Complete step by step solution:Given: A complex equation
Now we have complex equation equal to \[\left| {z + 1} \right| = \sqrt 2 \left| {z - 1} \right|\]
We know that complex number is written as a combination of real and imaginary number.
\[z = x + iy\]
Put this value in complex equation\[\left| {z + 1} \right| = \sqrt 2 \left| {z - 1} \right|\]
Now we have
\[\left| {x + iy + 1} \right| = \sqrt 2 \left| {x + iy - 1} \right|\]

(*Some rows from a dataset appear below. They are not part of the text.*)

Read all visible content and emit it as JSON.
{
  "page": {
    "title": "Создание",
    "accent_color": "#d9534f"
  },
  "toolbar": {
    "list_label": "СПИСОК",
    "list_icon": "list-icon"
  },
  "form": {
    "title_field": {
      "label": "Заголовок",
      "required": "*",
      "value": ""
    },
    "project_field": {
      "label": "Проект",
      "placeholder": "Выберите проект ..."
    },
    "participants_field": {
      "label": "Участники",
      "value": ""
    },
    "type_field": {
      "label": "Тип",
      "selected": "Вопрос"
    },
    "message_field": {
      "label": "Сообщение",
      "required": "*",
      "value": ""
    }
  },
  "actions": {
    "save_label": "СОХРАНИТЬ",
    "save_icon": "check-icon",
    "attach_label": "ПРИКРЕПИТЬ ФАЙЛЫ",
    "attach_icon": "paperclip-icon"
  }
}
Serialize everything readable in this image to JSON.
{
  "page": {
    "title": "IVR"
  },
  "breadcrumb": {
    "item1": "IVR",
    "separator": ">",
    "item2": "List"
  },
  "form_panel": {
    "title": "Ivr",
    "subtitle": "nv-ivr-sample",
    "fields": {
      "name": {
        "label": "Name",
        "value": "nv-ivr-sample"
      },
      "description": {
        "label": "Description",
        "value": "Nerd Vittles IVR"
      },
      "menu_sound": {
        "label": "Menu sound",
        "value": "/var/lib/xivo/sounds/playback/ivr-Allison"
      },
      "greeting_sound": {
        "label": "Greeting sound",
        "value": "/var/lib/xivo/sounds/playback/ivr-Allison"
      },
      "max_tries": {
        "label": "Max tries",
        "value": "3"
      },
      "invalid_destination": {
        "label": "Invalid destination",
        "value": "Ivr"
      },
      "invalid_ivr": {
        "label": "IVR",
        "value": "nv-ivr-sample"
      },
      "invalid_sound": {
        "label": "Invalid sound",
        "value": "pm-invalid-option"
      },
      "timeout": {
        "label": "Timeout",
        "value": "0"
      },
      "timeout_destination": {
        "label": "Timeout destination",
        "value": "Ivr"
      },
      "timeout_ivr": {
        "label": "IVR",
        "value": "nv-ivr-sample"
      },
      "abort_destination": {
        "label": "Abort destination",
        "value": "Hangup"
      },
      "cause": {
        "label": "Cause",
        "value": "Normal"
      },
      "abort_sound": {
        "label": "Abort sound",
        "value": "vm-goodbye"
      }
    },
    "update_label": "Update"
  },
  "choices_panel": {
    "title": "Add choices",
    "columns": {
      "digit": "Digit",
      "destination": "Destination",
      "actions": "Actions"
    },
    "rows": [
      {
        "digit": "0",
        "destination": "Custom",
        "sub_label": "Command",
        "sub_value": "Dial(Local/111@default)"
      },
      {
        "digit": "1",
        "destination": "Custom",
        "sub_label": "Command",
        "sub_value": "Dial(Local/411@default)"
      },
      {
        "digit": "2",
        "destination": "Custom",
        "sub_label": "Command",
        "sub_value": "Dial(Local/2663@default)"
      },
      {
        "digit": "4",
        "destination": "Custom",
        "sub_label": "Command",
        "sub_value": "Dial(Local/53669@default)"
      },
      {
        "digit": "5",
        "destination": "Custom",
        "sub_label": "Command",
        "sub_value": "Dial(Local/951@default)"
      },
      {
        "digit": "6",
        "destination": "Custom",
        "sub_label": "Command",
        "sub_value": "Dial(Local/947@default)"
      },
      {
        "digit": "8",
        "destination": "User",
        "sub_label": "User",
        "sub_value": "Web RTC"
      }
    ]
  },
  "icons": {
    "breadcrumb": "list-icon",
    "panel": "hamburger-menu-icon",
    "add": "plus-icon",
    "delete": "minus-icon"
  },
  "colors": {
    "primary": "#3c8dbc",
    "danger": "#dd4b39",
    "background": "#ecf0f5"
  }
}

\[\left| {(x + 1) + iy} \right| = \sqrt 2 \left| {(x - 1) + iy} \right|\]
We know that
\[\left| z \right| = \sqrt {{x^2} + {y^2}} \]
After putting value of modulus in equation\[\left| {(x + 1) + iy} \right| = \sqrt 2 \left| {(x - 1) + iy} \right|\]we get
\[{(x + 1)^2} + {y^2} = 2[{(x - 1)^2} + {y^2}]\]
\[{x^2} + {y^2} - 6x + 1 = 0\]it is in the form of \[{{\bf{x}}^{\bf{2}}}\; + {\rm{ }}{{\bf{y}}^{\bf{2}}}\; + {\rm{ }}{\bf{2gx}}{\rm{ }} + {\rm{ }}{\bf{2fy}}{\rm{ }} + {\rm{ }}{\bf{c}}{\rm{ }} = {\rm{ }}{\bf{0}}\]
This equation represents the circle.
Here \[{x^2} + {y^2} - 6x + 1 = 0\] represent the equation of circle therefore locus of point represent circle.



Option ‘B’ is correct



Note: Complex number is a number which is a combination of real and imaginary number. So in combination number question we have to represent number as a combination of real and its imaginary part. Imaginary part is known as iota. Square of iota is equal to negative one.